It’s time to remind you not to put all your eggs in one basket. Few Easter’s have brought market conditions so demonstrative of this. Most of your portfolios should be reviewed for areas of concentration. Here’s why.
Trying to keep investment strategies on track can get a bit challenging when market conditions are like this. Many investors believe that recent strength in equity markets translates to moving bulk of assets into them. Let’s use the Easter holiday to remember of few things:
1) A rise in an indice such as the Dow Jones Industrial Average or the S&P 500 does not mean that all equity holdings have risen in value. These are measurements not investments so we need to look at what you own and make adjustments where needed to either capture gains or correct underperformers.
2) Many of you still tend to let political news influence your investment selection. It’s time to remember the importance of separating the two. One way is to check your global or international holdings. Do you have exposure to the world or are you concentrated in the United States? What is an appropriate balance for your unique situation?
3) We talk about buying low and selling high all of the time. It’s one of the hardest things to get investors to do. I highly recommend taking profit and balancing portfolios to avoid concentration. I firmly believe that concentration in a particular holding or asset class has done more to harm the average investor than most anything else.

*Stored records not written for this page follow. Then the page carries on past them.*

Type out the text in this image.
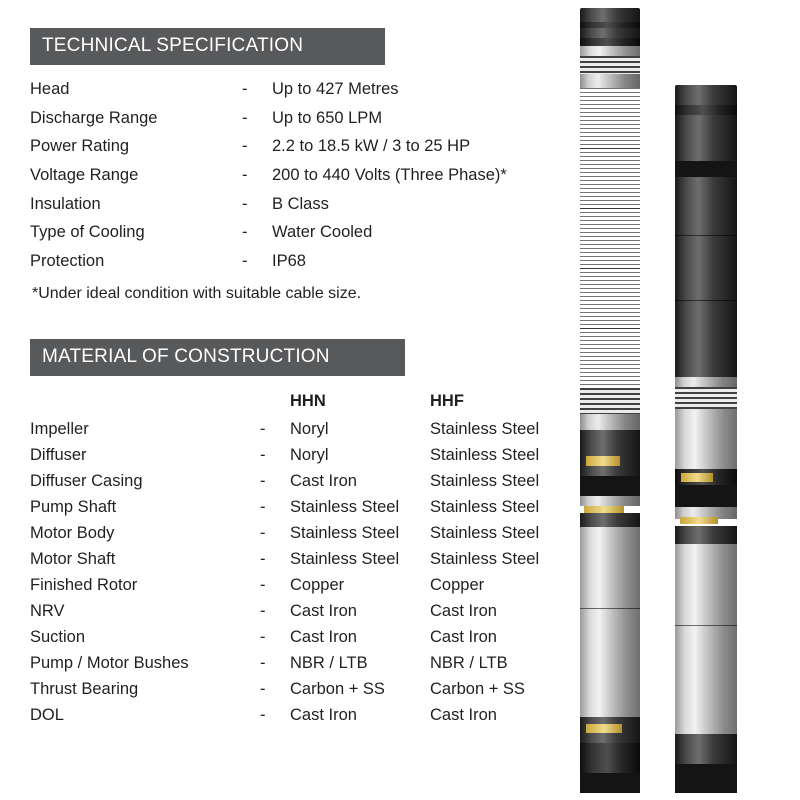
TECHNICAL SPECIFICATION
Head	-	Up to 427 Metres
Discharge Range	-	Up to 650 LPM
Power Rating	-	2.2 to 18.5 kW / 3 to 25 HP
Voltage Range	-	200 to 440 Volts (Three Phase)*
Insulation	-	B Class
Type of Cooling	-	Water Cooled
Protection	-	IP68
*Under ideal condition with suitable cable size.
MATERIAL OF CONSTRUCTION
		HHN	HHF
Impeller	-	Noryl	Stainless Steel
Diffuser	-	Noryl	Stainless Steel
Diffuser Casing	-	Cast Iron	Stainless Steel
Pump Shaft	-	Stainless Steel	Stainless Steel
Motor Body	-	Stainless Steel	Stainless Steel
Motor Shaft	-	Stainless Steel	Stainless Steel
Finished Rotor	-	Copper	Copper
NRV	-	Cast Iron	Cast Iron
Suction	-	Cast Iron	Cast Iron
Pump / Motor Bushes	-	NBR / LTB	NBR / LTB
Thrust Bearing	-	Carbon + SS	Carbon + SS
DOL	-	Cast Iron	Cast Iron
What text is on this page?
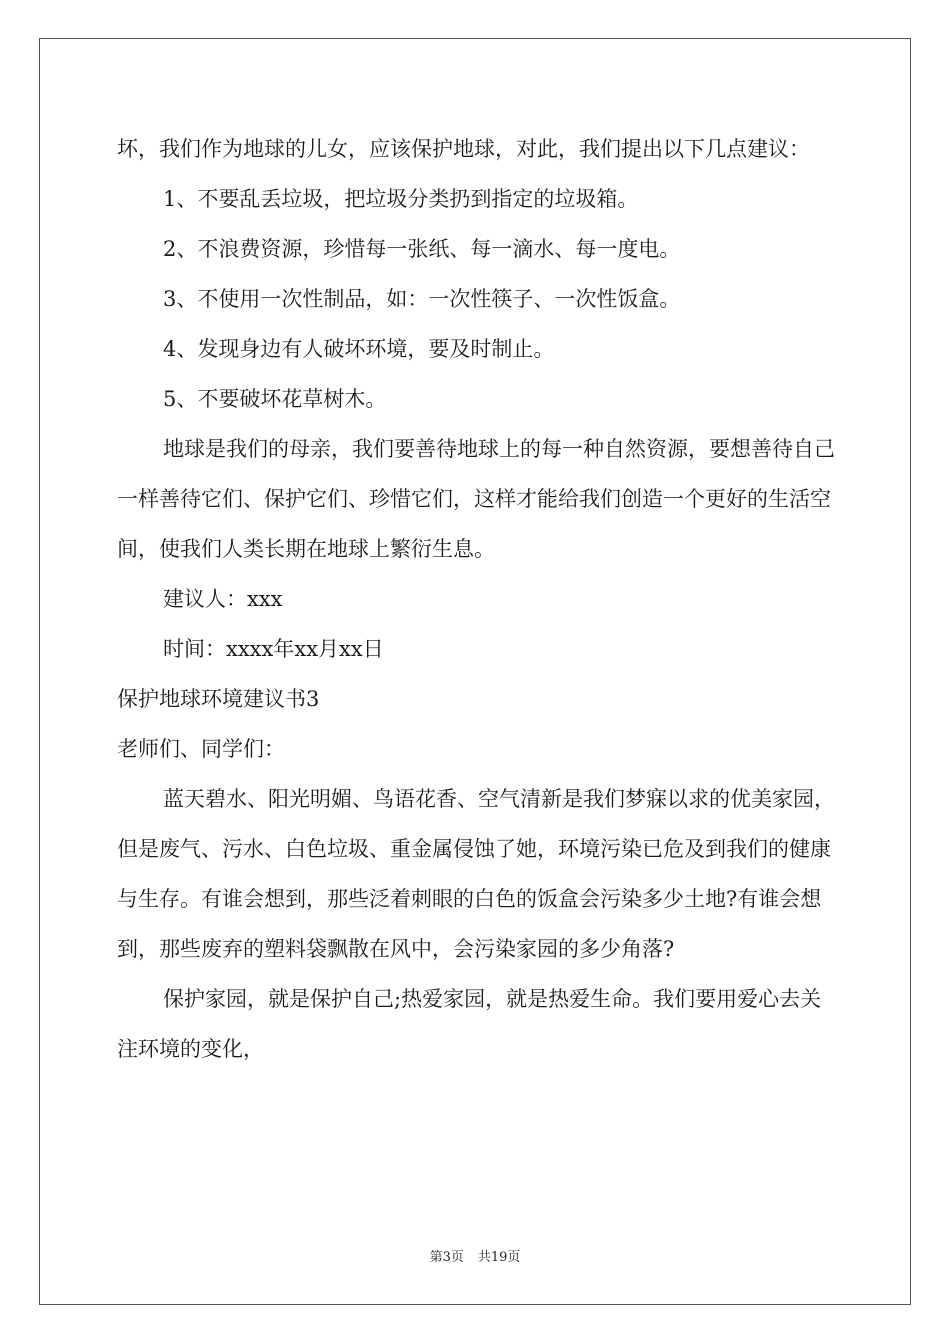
坏，我们作为地球的儿女，应该保护地球，对此，我们提出以下几点建议：

1、不要乱丢垃圾，把垃圾分类扔到指定的垃圾箱。

2、不浪费资源，珍惜每一张纸、每一滴水、每一度电。

3、不使用一次性制品，如：一次性筷子、一次性饭盒。

4、发现身边有人破坏环境，要及时制止。

5、不要破坏花草树木。

地球是我们的母亲，我们要善待地球上的每一种自然资源，要想善待自己一样善待它们、保护它们、珍惜它们，这样才能给我们创造一个更好的生活空间，使我们人类长期在地球上繁衍生息。

建议人：xxx

时间：xxxx年xx月xx日

保护地球环境建议书3

老师们、同学们：

蓝天碧水、阳光明媚、鸟语花香、空气清新是我们梦寐以求的优美家园，但是废气、污水、白色垃圾、重金属侵蚀了她，环境污染已危及到我们的健康与生存。有谁会想到，那些泛着刺眼的白色的饭盒会污染多少土地?有谁会想到，那些废弃的塑料袋飘散在风中，会污染家园的多少角落?

保护家园，就是保护自己;热爱家园，就是热爱生命。我们要用爱心去关注环境的变化，

第3页 共19页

This is a beautiful time of year and many are feeling quite optimistic compared to the last few years. That means it’s time to carry those baskets carefully! If all the eggs are in one or if they all look the same, consider some balance.
Until next week,
Susan R. Linkous
The above comments are opinions. Please seek advice before investing. Past performance is no guarantee of future results. All indices are unmanaged and may not be invested into directly.